Complex Carbohydrate Charge continued...
Although carbohydrates have gotten a bad reputation, the nutrient is still the body's preferred source of energy, says Dave Grotto, RD, director of nutrition at the Block Center for Integrative Cancer Care in Evanston, Ill. Low-carb diets, he says, initially boost energy but deplete it in the long run.
The best way to maximize the body's potential for energy is to eat a combination of complex and simple carbohydrates. Complex carbohydrates, which are slow burning, should make up the bulk of the carbohydrates we eat, says Grotto. Whole grains and starchy vegetables such as potatoes, squash, pumpkin, and carrots fall into this category.
This does not mean ignoring simple carbohydrates with a faster burn, such as those found in fruits, vegetables, and honey. They can provide an immediate source of energy.
Simple sugars found in candy bars, soft drinks, and cookies can also provide a quick boost, but then a big letdown afterward.
"You are going to get a rise in energy from the original hit of the sugar," says John W. Finley, associate editor of the Journal of Agriculture and Food Chemistry, "but then, particularly for diabetics, sugar can drop below the baseline where it started." Finley says the peak effect of simple sugar normally lasts 30 minutes to an hour, depending on the dose.
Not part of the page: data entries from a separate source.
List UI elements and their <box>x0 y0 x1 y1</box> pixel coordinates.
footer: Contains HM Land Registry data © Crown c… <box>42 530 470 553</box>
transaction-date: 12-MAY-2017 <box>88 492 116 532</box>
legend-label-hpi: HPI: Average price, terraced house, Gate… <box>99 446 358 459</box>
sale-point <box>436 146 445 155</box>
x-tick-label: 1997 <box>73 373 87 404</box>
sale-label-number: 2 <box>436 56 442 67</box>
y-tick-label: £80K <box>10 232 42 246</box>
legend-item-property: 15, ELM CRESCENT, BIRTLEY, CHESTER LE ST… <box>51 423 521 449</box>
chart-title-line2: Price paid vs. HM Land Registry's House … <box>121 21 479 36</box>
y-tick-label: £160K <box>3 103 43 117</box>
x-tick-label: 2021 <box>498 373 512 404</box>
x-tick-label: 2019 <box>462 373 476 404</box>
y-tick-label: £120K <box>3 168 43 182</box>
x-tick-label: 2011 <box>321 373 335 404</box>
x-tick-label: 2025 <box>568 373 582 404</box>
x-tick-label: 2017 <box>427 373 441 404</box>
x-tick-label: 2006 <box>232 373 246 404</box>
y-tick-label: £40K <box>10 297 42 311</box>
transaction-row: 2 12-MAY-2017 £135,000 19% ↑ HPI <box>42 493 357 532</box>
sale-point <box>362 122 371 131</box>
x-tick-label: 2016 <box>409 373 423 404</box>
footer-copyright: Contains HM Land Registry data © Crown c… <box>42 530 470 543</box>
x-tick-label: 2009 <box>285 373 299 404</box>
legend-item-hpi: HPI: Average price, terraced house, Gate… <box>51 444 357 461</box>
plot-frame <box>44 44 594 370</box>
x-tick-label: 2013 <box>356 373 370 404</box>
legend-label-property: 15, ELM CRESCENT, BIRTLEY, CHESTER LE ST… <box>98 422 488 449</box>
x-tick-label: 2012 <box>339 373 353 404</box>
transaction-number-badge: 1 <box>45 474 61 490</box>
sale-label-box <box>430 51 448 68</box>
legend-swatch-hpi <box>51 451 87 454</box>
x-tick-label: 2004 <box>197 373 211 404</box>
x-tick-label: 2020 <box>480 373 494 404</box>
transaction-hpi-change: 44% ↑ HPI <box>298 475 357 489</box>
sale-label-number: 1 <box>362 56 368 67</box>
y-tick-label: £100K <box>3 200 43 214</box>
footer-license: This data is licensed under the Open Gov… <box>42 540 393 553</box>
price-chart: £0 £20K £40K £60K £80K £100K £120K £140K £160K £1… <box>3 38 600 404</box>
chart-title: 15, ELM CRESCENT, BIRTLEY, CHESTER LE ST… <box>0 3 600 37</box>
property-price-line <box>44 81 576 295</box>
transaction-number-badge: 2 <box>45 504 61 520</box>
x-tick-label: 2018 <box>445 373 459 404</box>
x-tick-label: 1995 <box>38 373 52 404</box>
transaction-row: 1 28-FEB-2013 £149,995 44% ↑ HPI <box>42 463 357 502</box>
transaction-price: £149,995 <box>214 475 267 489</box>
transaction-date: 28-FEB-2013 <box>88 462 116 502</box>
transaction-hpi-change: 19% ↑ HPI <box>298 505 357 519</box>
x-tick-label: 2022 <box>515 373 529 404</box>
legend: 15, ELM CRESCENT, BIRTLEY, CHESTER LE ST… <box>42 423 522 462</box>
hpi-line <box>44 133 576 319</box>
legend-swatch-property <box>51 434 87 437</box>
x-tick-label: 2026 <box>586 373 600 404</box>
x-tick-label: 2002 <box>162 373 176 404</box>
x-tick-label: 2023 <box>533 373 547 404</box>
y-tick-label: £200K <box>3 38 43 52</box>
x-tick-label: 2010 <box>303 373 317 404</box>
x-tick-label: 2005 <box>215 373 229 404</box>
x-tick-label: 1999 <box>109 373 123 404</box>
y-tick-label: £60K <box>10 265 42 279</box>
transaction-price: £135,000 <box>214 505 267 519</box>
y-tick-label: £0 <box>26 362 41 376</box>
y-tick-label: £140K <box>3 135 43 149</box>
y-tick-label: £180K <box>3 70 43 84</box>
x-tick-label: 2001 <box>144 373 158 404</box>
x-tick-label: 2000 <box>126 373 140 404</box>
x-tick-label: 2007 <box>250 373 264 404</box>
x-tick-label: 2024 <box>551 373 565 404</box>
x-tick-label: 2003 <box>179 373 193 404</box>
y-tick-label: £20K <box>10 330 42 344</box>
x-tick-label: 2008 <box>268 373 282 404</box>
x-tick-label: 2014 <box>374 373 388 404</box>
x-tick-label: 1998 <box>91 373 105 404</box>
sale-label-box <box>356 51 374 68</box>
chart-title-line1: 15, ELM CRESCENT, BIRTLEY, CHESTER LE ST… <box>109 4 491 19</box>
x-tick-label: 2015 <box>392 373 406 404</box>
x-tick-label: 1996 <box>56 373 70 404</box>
Without complex carbohydrates to sustain blood sugars, the body loses steam. "A diet that is based in complex carbohydrates," Grotto says, "seems to have less of that peak and valley of blood sugar effect."
It is also important to make sure your complex carbohydrates have fiber, says Dee Sandquist, a spokesperson for the Academy of Nutrition and Dietetics. "Fiber helps the carbohydrates that we eat to be more slowly absorbed by the body," she says. "So, therefore, the body gets a more balanced release of energy, as opposed to the quick burst of energy."
Many processed carbohydrates, such as white rice, white bread, and pasta, contain little or no fiber, resulting in expending energy at a rapid rate. To ensure you have a food rich in fiber, check the label. A slice of bread should contain 2 to 3 grams of fiber.